Which is your favourite piece from the collection?
The sleeveless black overcoat, probably because it's the most wearable of the coats in the collection. It’s a very comfortable piece and I could see myself doing different versions of it in the future.
Many designers have signature and distinctive looks or pieces, do you feel you have a signature look in your designs?
I don't think I can say so yet, maybe in a couple designing years time when I look back at this collection I will see an element that I've continued with. Right now I am not that worried about signatures and just stick with what I’m interested in.
Before you studied at the London College of Fashion, you were also a student at Central Saint Martins, where alumni include British greats such as, Matthew Williamson, Alexander McQueen and Giles Deacon. Do you feel any pressure to live up to the success of LCF and CSM alumni?
I remember going to CSM for the first time and being thrilled to sit at tables where these grand names might have worked too, but it did not make me want to be a better designer. In the end I just want to be the best version of me; it’s a personal journey and in a way nobody interferes with that unless you choose to let them.
Previous winners of the Collection of the Year award have included Matteo Molinari and Nova Chiu, who have both recently shown collections in London. Is this something you aim to do also?
I would definitely love to show more of my own collections and doing that during London Fashion Week one day would be amazing, it's a great platform as there is so much eye for young designers.
Which Fashion Week would you most like to show at and why?
After London, there is only one and that is Paris. Paris is still the global core of the luxury fashion business, so that’s the way to go.

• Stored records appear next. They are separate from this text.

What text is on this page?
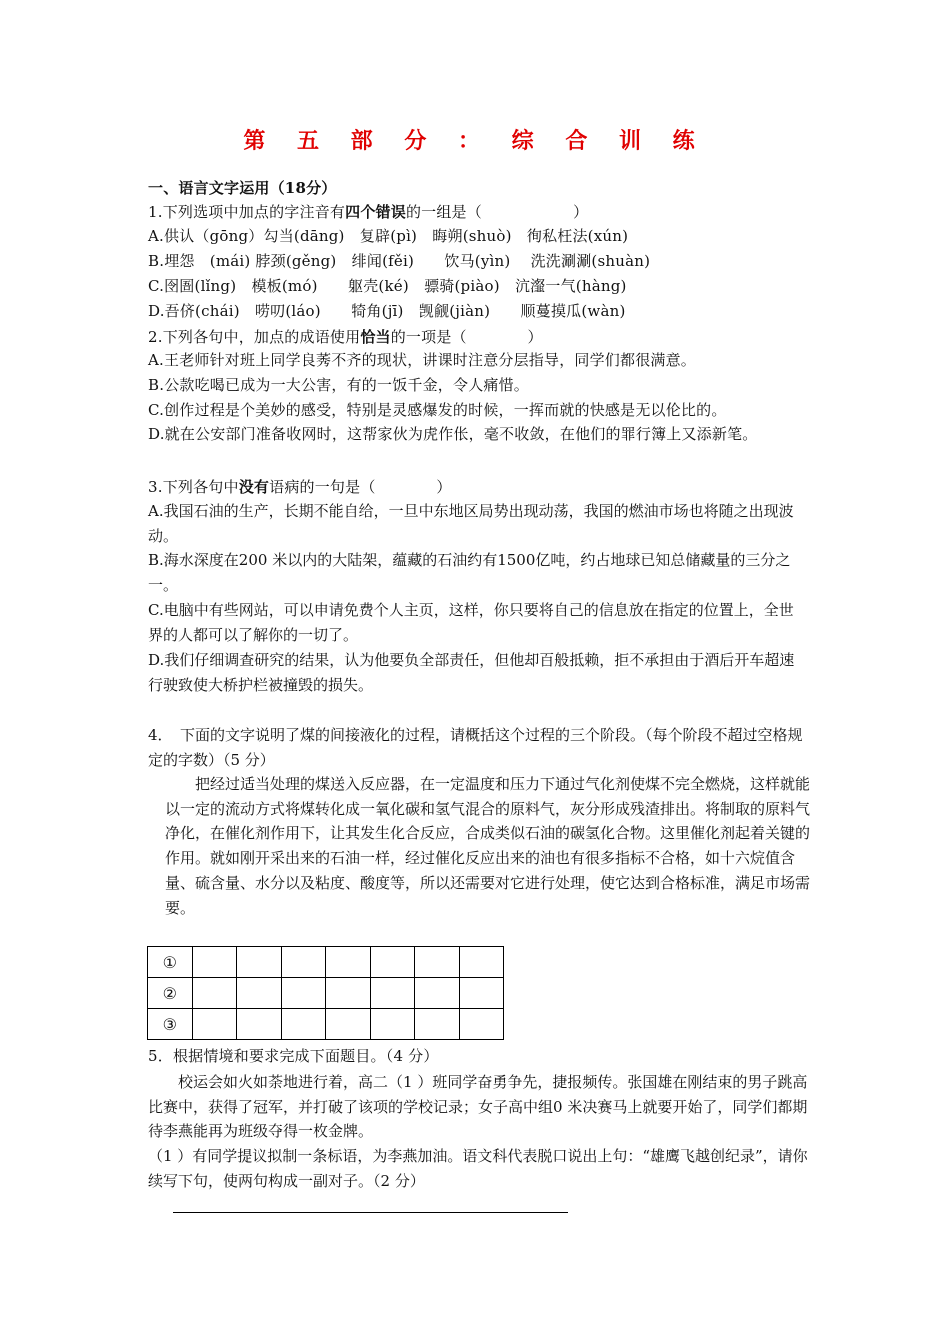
第 五 部 分 ： 综 合 训 练
一、语言文字运用（18分）
1.下列选项中加点的字注音有四个错误的一组是（　　　　　　）
A.供认（gōng）勾当(dāng)　复辟(pì)　晦朔(shuò)　徇私枉法(xún)
B.埋怨　(mái) 脖颈(gěng)　绯闻(fěi)　　饮马(yìn)　 洗洗涮涮(shuàn)
C.囹圄(lǐng)　模板(mó)　　躯壳(ké)　骠骑(piào)　沆瀣一气(hàng)
D.吾侪(chái)　唠叨(láo)　　犄角(jī)　觊觎(jiàn)　　顺蔓摸瓜(wàn)
2.下列各句中，加点的成语使用恰当的一项是（　　　　）
A.王老师针对班上同学良莠不齐的现状，讲课时注意分层指导，同学们都很满意。
B.公款吃喝已成为一大公害，有的一饭千金，令人痛惜。
C.创作过程是个美妙的感受，特别是灵感爆发的时候，一挥而就的快感是无以伦比的。
D.就在公安部门准备收网时，这帮家伙为虎作伥，毫不收敛，在他们的罪行簿上又添新笔。
3.下列各句中没有语病的一句是（　　　　）
A.我国石油的生产，长期不能自给，一旦中东地区局势出现动荡，我国的燃油市场也将随之出现波动。
B.海水深度在200 米以内的大陆架，蕴藏的石油约有1500亿吨，约占地球已知总储藏量的三分之一。
C.电脑中有些网站，可以申请免费个人主页，这样，你只要将自己的信息放在指定的位置上，全世界的人都可以了解你的一切了。
D.我们仔细调查研究的结果，认为他要负全部责任，但他却百般抵赖，拒不承担由于酒后开车超速行驶致使大桥护栏被撞毁的损失。
4．　下面的文字说明了煤的间接液化的过程，请概括这个过程的三个阶段。（每个阶段不超过空格规定的字数）（5 分）
把经过适当处理的煤送入反应器，在一定温度和压力下通过气化剂使煤不完全燃烧，这样就能以一定的流动方式将煤转化成一氧化碳和氢气混合的原料气，灰分形成残渣排出。将制取的原料气净化，在催化剂作用下，让其发生化合反应，合成类似石油的碳氢化合物。这里催化剂起着关键的作用。就如刚开采出来的石油一样，经过催化反应出来的油也有很多指标不合格，如十六烷值含量、硫含量、水分以及粘度、酸度等，所以还需要对它进行处理，使它达到合格标准，满足市场需要。
①							
②							
③							
5．根据情境和要求完成下面题目。（4 分）
校运会如火如荼地进行着，高二（1 ）班同学奋勇争先，捷报频传。张国雄在刚结束的男子跳高比赛中，获得了冠军，并打破了该项的学校记录；女子高中组0 米决赛马上就要开始了，同学们都期待李燕能再为班级夺得一枚金牌。
（1 ）有同学提议拟制一条标语，为李燕加油。语文科代表脱口说出上句：“雄鹰飞越创纪录”，请你续写下句，使两句构成一副对子。（2 分）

What are your career aspirations for the next five years?
Gain more experience as a designer, either on my own or working with menswear brands. And definitely have a try at creating a brand.
Following the success of Paris Men’s Fashion Week, which menswear collections were you most impressed with and why?
I really like what Kim Jones is doing at Louis Vuitton, it's integral to the brand, youthful and easy to wear. On the other hand I'm a massive Rick Owens fan, I believe his vision is one of the most modern in fashion and he can do no wrong with me.
Not only are you now an award winning designer, but you have also had your fair share of internships, as a men’s design intern at Jil Sander and an editorial intern at Fantastic Man magazine. Has this experience enhanced the way in which you view the fashion industry having worked in both design and editorial?
Definitely, my work experiences are of my most valuable possessions. Rather than thinking of brands and companies as individuals, it really showed me how the fashion industry works as a body of companies that support each other with their practices.
What advice would you give to those with aspirations to stand out in the battle to gain work experience within the fashion industry?
This might sound a bit cliché but working hard and staying true to yourself are key. And when you are just starting out keep an open mind of who you want to work for, working for a small start up company can be just as valuable as working for big corporations.
Having been a student yourself, what are your top tips to looking good on a student budget?
Taking good care of your clothes can make a big difference, so buy high quality garments and wear them with care. My other tip would be Uniqlo, it’s actually amazing for affordable high quality basics.
Unlike the stylish sights of LCF, in Loughborough the majority of the male population wear joggers and a pair of flip flops all year round. What do you think of this look, and what advice would you give them to improve on their daily uniform?
Haha well I believe you should wear what you are most comfortable in, but I would also say clothes can be like a business card and depending where you want to go in life it might help to dress accordingly.